Viva Las Vegas is centered around the first Las Vegas Grand Prix and Lucky Jackson’s (Elvis Presley) desire to win the big race. However, his race car doesn’t have the engine that it needs to be on a competitive level. He has the money ready to enter the race and buy a new engine, but an attractive pool instructor, Rusty Martin (Ann-Margret), takes his mind off the race and he accidentally loses all of his money in the hotel pool. Rusty feels bad for being partly responsible for Lucky losing his money, because she pushed him into the pool. Lucky tries to earn his money back as a waiter at the hotel and later enters and competes against Rusty in the hotel’s talent show.

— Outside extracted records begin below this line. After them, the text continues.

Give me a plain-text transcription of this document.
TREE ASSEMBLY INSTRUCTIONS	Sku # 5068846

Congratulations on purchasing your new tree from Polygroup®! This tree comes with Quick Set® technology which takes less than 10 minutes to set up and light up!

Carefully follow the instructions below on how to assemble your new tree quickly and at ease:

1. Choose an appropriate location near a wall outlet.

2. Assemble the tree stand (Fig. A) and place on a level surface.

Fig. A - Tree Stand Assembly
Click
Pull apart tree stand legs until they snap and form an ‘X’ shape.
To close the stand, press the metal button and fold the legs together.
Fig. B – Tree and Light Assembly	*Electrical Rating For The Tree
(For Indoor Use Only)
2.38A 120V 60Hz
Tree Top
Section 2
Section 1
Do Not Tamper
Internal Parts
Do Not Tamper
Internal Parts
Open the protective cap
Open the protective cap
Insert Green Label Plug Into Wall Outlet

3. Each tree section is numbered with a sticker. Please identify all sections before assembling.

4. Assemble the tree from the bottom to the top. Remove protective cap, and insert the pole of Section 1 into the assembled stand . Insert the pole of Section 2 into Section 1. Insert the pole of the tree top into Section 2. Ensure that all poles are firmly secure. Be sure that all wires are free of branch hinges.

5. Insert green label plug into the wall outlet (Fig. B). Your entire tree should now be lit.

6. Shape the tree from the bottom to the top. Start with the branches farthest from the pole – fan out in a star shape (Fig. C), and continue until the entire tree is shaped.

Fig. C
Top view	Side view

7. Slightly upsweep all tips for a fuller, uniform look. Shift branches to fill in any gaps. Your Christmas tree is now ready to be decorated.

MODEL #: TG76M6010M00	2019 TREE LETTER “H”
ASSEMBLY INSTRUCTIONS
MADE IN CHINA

Lucky and his acquaintance/race competitor, Count Elmo Mancini (Cesare Danova), basically begin their feud to compete not only in the race, but for Rusty’s love as well. 

 

MGM

MGM

 

The biggest thing that reviewers mentioned about this movie is the outstanding chemistry between Elvis and Ann-Margret and I wouldn’t disagree, but there was something more to it. I already knew the backstory behind this, but it is worth mentioning if any of you don’t know about this. Out of all the films that Elvis was featured in, this was by far the one with the most controversy surrounding it. He and Swedish-born co-star, Ann-Margret had a real-life affair, well, very likely. Real-life tabloids began running stories of them getting secretly married, but those clearly weren’t true. For those of you that don’t know who Ann-Margret is, she was considered the female version of Elvis in the early 1960’s. She had a very successful career in show business, but she didn’t quite live up to that hype. At the time however, she was one of the biggest female stars in Hollywood and I think it was accurate to say in 1963/64 that she was the female equivalent to Elvis. Despite showing great on-screen chemistry, I thought the film’s story wasn’t good. After watching the movie, I did a little research and it turns out that the movie didn’t have a script up until the last minutes. It was written and the story was completely changed in 11 days and it shows. There was very little thought behind the premise of the storyline. 

 

 

The first Elvis film that I reviewed was Love Me Tender and it was Presley’s acting debut. Viva Las Vegas was shot 7 years after his debut and you can tell he was a lot more confident in his acting abilities. Despite only 8 years separating the opening of his debut and this film, it was his 15th movie appearance, which is absolutely insane. He didn’t produce music other than what was in his movies for the majority of the 60’s, but still, he was way overused. The Beatles were starting to become megastars and Elvis was sort of pushed to the side. Elvis was simply seen by the public too much and The Beatles were something new, but at the time it was a crisis for King of Rock and Roll. Viva Las Vegas featured a great deal of music within the film, but there wasn’t a full official soundtrack released for it. Most of the songs were either released later on other albums or featured in the expansion that was released in 2010.

 

 

Overall, for what it was, I thought it was decent. Not really good, but decent. I didn’t care for the story and some things really didn’t make sense throughout the film, but again, for what it was, it didn’t really matter. It wasn’t meant to be an Oscar-winning film. It was meant to be a fun film featuring Elvis Presley and rising star, Ann-Margret. Although I thought their chemistry was great, Ann-Margret was the star of this film in my opinion. It was rare that Elvis ever got overshadowed by anyone, but I think this was a rare instance. The film was very corny, but for the most part, I think the intentions were good. One thing that i thought was very impressive, was the amount of unedited scenes in this film. It is truly a credit to acting abilities of those in the film. I can’t say if this was one of Presley’s best movies, but based on what I’ve seen so far, it probably was a Top 5 film for him. Looking back from a critical standpoint, I think I liked Love Me Tender better and if I were to rewrite the review for Love Me Tender, I believe I would give it a better rating. Viva Las Vegas grossed nearly $9.5 million and the film was produced for about $1 million, which was a huge profit during the 60’s. For a film that was in a Las Vegas setting, it was a calm film. It should be a safe viewing experience for viewers aged 10 and above.